Researchers at the Federal Reserve‑linked projects and Boston Indicators told the joint committee that closing the racial wealth gap will require both immediate and long‑term tools.
A Fed‑affiliated researcher summarized the arithmetic: equalizing earnings and education can take decades to close wealth ratios, so policies that transfer assets directly — for example, down‑payment assistance on the order of $25,000 to $50,000 or well‑designed baby‑bonds — can accelerate change. "Down payment assistance is a form of wealth transfer," the researcher said, and large, targeted transfers to low‑wealth households can unlock homeownership pathways that build intergenerational equity.

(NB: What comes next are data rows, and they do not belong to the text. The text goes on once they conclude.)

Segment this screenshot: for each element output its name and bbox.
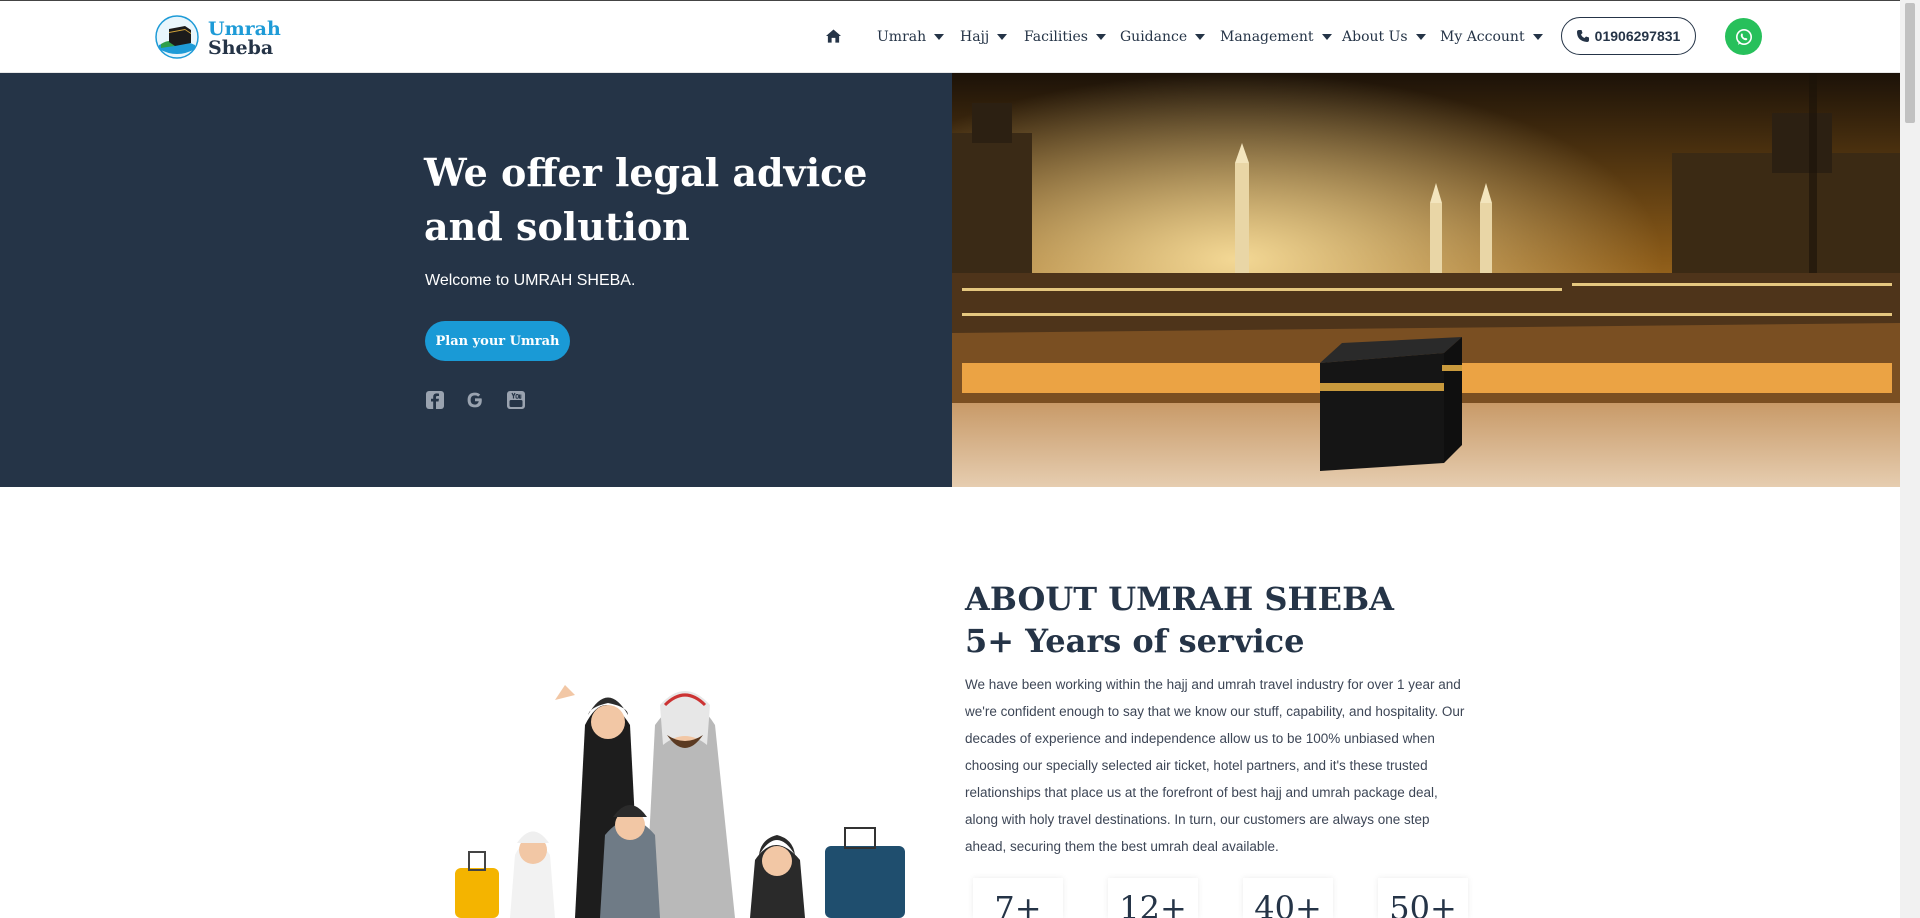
stat-value: 40+ — [1254, 889, 1322, 918]
stat-counter-4: 50+ — [1378, 878, 1468, 918]
caret-down-icon — [997, 34, 1008, 40]
stat-value: 7+ — [994, 889, 1042, 918]
nav-item-label: Management — [1220, 29, 1314, 45]
about-description: We have been working within the hajj and… — [965, 677, 1465, 854]
site-header: Umrah Sheba Umrah Hajj Facilities Guidan… — [0, 1, 1900, 73]
hero-title: We offer legal advice and solution — [424, 150, 868, 249]
stat-value: 50+ — [1389, 889, 1457, 918]
nav-item-facilities[interactable]: Facilities — [1024, 27, 1106, 47]
kaaba-hero-image — [952, 73, 1900, 487]
nav-item-label: About Us — [1342, 29, 1408, 45]
nav-item-about-us[interactable]: About Us — [1342, 27, 1426, 47]
nav-item-label: Umrah — [877, 29, 927, 45]
caret-down-icon — [1415, 34, 1426, 40]
nav-item-label: Guidance — [1120, 29, 1188, 45]
nav-item-umrah[interactable]: Umrah — [877, 27, 945, 47]
caret-down-icon — [1095, 34, 1106, 40]
family-illustration — [455, 685, 905, 918]
nav-item-my-account[interactable]: My Account — [1440, 27, 1543, 47]
kaaba-night-illustration — [952, 73, 1900, 487]
nav-item-management[interactable]: Management — [1220, 27, 1332, 47]
home-icon[interactable] — [826, 29, 841, 43]
caret-down-icon — [1532, 34, 1543, 40]
about-heading: ABOUT UMRAH SHEBA 5+ Years of service — [965, 580, 1394, 660]
whatsapp-icon — [1735, 28, 1752, 45]
stat-counter-3: 40+ — [1243, 878, 1333, 918]
caret-down-icon — [934, 34, 945, 40]
page-scrollbar[interactable] — [1900, 0, 1920, 918]
phone-number: 01906297831 — [1594, 28, 1681, 44]
caret-down-icon — [1321, 34, 1332, 40]
stat-counter-1: 7+ — [973, 878, 1063, 918]
nav-item-label: Facilities — [1024, 29, 1088, 45]
stat-counter-2: 12+ — [1108, 878, 1198, 918]
stat-value: 12+ — [1119, 889, 1187, 918]
nav-item-guidance[interactable]: Guidance — [1120, 27, 1206, 47]
nav-item-label: Hajj — [960, 29, 990, 45]
scrollbar-thumb[interactable] — [1905, 3, 1915, 123]
whatsapp-button[interactable] — [1725, 18, 1762, 55]
plan-umrah-button[interactable]: Plan your Umrah — [425, 321, 570, 361]
nav-item-label: My Account — [1440, 29, 1525, 45]
nav-item-hajj[interactable]: Hajj — [960, 27, 1008, 47]
facebook-icon[interactable] — [425, 390, 445, 410]
phone-icon — [1576, 30, 1589, 42]
hero-subtitle: Welcome to UMRAH SHEBA. — [425, 272, 636, 289]
phone-call-button[interactable]: 01906297831 — [1561, 17, 1696, 55]
caret-down-icon — [1195, 34, 1206, 40]
youtube-icon[interactable] — [506, 390, 526, 410]
google-icon[interactable] — [465, 390, 485, 410]
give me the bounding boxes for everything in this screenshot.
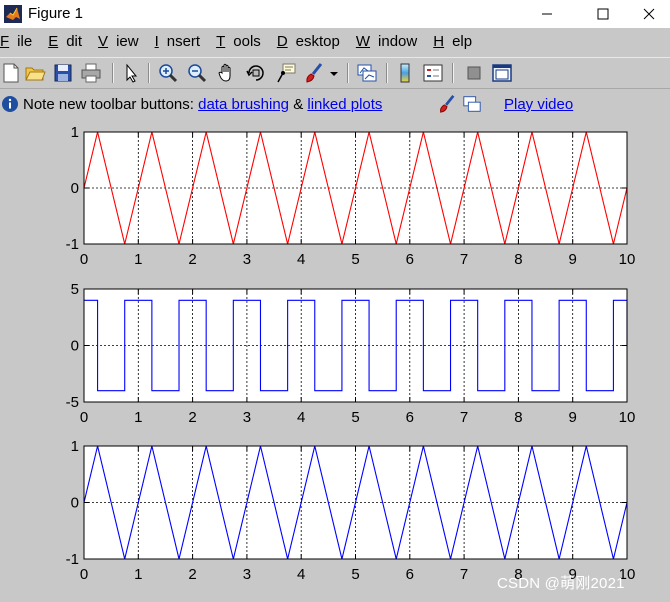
menu-window[interactable]: Window bbox=[356, 33, 425, 55]
toolbar-separator bbox=[112, 63, 114, 83]
toolbar-separator bbox=[347, 63, 349, 83]
edit-plot-arrow-icon[interactable] bbox=[120, 62, 142, 84]
notice-ampersand: & bbox=[293, 96, 304, 113]
print-icon[interactable] bbox=[80, 62, 102, 84]
open-file-icon[interactable] bbox=[24, 62, 46, 84]
x-tick-label: 1 bbox=[134, 566, 142, 583]
minimize-button[interactable] bbox=[524, 0, 570, 28]
x-tick-label: 4 bbox=[297, 251, 305, 268]
x-tick-label: 10 bbox=[619, 409, 636, 426]
subplot-1: 0 1 2 3 4 5 6 7 8 9 10-101 bbox=[66, 124, 636, 268]
x-tick-label: 6 bbox=[406, 566, 414, 583]
y-tick-label: -5 bbox=[66, 394, 79, 411]
rotate-3d-icon[interactable] bbox=[245, 62, 267, 84]
window-titlebar: Figure 1 bbox=[0, 0, 670, 28]
csdn-watermark: CSDN @萌刚2021 bbox=[497, 575, 625, 592]
y-tick-label: 0 bbox=[71, 338, 79, 355]
toolbar-separator bbox=[386, 63, 388, 83]
new-figure-icon[interactable] bbox=[0, 62, 22, 84]
subplot-area: 0 1 2 3 4 5 6 7 8 9 10-1010 1 2 3 4 5 6 7 8 9 10-5050 1 2 3 4 5 6 7… bbox=[66, 124, 636, 583]
toolbar-separator bbox=[148, 63, 150, 83]
maximize-icon bbox=[597, 8, 609, 20]
x-tick-label: 8 bbox=[514, 409, 522, 426]
x-tick-label: 1 bbox=[134, 409, 142, 426]
y-tick-label: -1 bbox=[66, 236, 79, 253]
x-tick-label: 1 bbox=[134, 251, 142, 268]
x-tick-label: 7 bbox=[460, 566, 468, 583]
menu-help[interactable]: Help bbox=[433, 33, 480, 55]
x-tick-label: 10 bbox=[619, 251, 636, 268]
x-tick-label: 2 bbox=[188, 409, 196, 426]
x-tick-label: 3 bbox=[243, 251, 251, 268]
colorbar-icon[interactable] bbox=[394, 62, 416, 84]
x-tick-label: 7 bbox=[460, 251, 468, 268]
x-tick-label: 4 bbox=[297, 566, 305, 583]
info-icon bbox=[2, 96, 18, 112]
zoom-in-icon[interactable] bbox=[157, 62, 179, 84]
toolbar-separator bbox=[452, 63, 454, 83]
legend-icon[interactable] bbox=[422, 62, 444, 84]
notice-text-row: Note new toolbar buttons: data brushing … bbox=[23, 96, 382, 113]
notice-bar: Note new toolbar buttons: data brushing … bbox=[0, 92, 670, 116]
menu-file[interactable]: File bbox=[0, 33, 40, 55]
subplot-2: 0 1 2 3 4 5 6 7 8 9 10-505 bbox=[66, 281, 636, 426]
x-tick-label: 5 bbox=[351, 251, 359, 268]
x-tick-label: 3 bbox=[243, 409, 251, 426]
data-cursor-icon[interactable] bbox=[275, 62, 297, 84]
play-video-link[interactable]: Play video bbox=[504, 96, 573, 113]
menu-bar: File Edit View Insert Tools Desktop Wind… bbox=[0, 33, 670, 55]
y-tick-label: 0 bbox=[71, 180, 79, 197]
save-icon[interactable] bbox=[52, 62, 74, 84]
minimize-icon bbox=[542, 13, 552, 15]
matlab-logo-icon bbox=[4, 5, 22, 23]
zoom-out-icon[interactable] bbox=[186, 62, 208, 84]
link-plot-icon bbox=[463, 96, 481, 112]
close-button[interactable] bbox=[626, 0, 670, 28]
menu-edit[interactable]: Edit bbox=[48, 33, 90, 55]
y-tick-label: 5 bbox=[71, 281, 79, 298]
x-tick-label: 5 bbox=[351, 409, 359, 426]
maximize-button[interactable] bbox=[580, 0, 626, 28]
close-icon bbox=[643, 8, 655, 20]
data-brushing-link[interactable]: data brushing bbox=[198, 96, 289, 113]
y-tick-label: 1 bbox=[71, 438, 79, 455]
x-tick-label: 9 bbox=[569, 409, 577, 426]
x-tick-label: 0 bbox=[80, 409, 88, 426]
brush-icon[interactable] bbox=[303, 62, 325, 84]
show-plot-tools-icon[interactable] bbox=[491, 62, 513, 84]
y-tick-label: -1 bbox=[66, 551, 79, 568]
hide-plot-tools-icon[interactable] bbox=[463, 62, 485, 84]
x-tick-label: 3 bbox=[243, 566, 251, 583]
figure-toolbar bbox=[0, 57, 670, 89]
x-tick-label: 4 bbox=[297, 409, 305, 426]
x-tick-label: 2 bbox=[188, 251, 196, 268]
window-title: Figure 1 bbox=[28, 5, 84, 22]
menu-tools[interactable]: Tools bbox=[216, 33, 269, 55]
x-tick-label: 5 bbox=[351, 566, 359, 583]
x-tick-label: 2 bbox=[188, 566, 196, 583]
x-tick-label: 8 bbox=[514, 251, 522, 268]
y-tick-label: 1 bbox=[71, 124, 79, 141]
x-tick-label: 6 bbox=[406, 251, 414, 268]
menu-insert[interactable]: Insert bbox=[155, 33, 209, 55]
x-tick-label: 6 bbox=[406, 409, 414, 426]
link-plot-icon[interactable] bbox=[356, 62, 378, 84]
y-tick-label: 0 bbox=[71, 495, 79, 512]
brush-dropdown-icon[interactable] bbox=[326, 62, 342, 84]
subplot-3: 0 1 2 3 4 5 6 7 8 9 10-101 bbox=[66, 438, 636, 583]
x-tick-label: 0 bbox=[80, 566, 88, 583]
notice-message: Note new toolbar buttons: bbox=[23, 96, 194, 113]
menu-desktop[interactable]: Desktop bbox=[277, 33, 348, 55]
menu-view[interactable]: View bbox=[98, 33, 147, 55]
brush-icon bbox=[440, 94, 455, 113]
x-tick-label: 7 bbox=[460, 409, 468, 426]
pan-hand-icon[interactable] bbox=[216, 62, 238, 84]
x-tick-label: 9 bbox=[569, 251, 577, 268]
linked-plots-link[interactable]: linked plots bbox=[307, 96, 382, 113]
x-tick-label: 0 bbox=[80, 251, 88, 268]
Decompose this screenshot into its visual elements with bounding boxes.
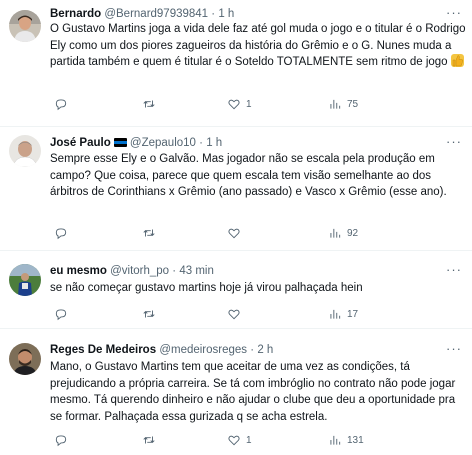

Boston Indicators' Kim Goulart and others evaluated OB3 and warned that its tax extensions primarily benefit higher‑wealth households while new eligibility or verification rules threaten Medicaid and SNAP enrollment for vulnerable families. Goulart highlighted design flaws in the Trump accounts pilot (lack of automatic enrollment, exclusions for children without Social Security numbers and uncertain treatment of account balances for means‑tested benefits) that could reduce impact for low‑wealth families.
Both researchers underscored the need for better state data. The Federal Reserve‑Boston survey now collected will expand sample size substantially beyond 2015, allowing a more precise assessment of wealth distribution across the Commonwealth; a first summary report was expected toward the end of the year, testimony said.
Witnesses cautioned that proposals differ in political feasibility and cost; their testimony provided concrete design tradeoffs for the committee to consider.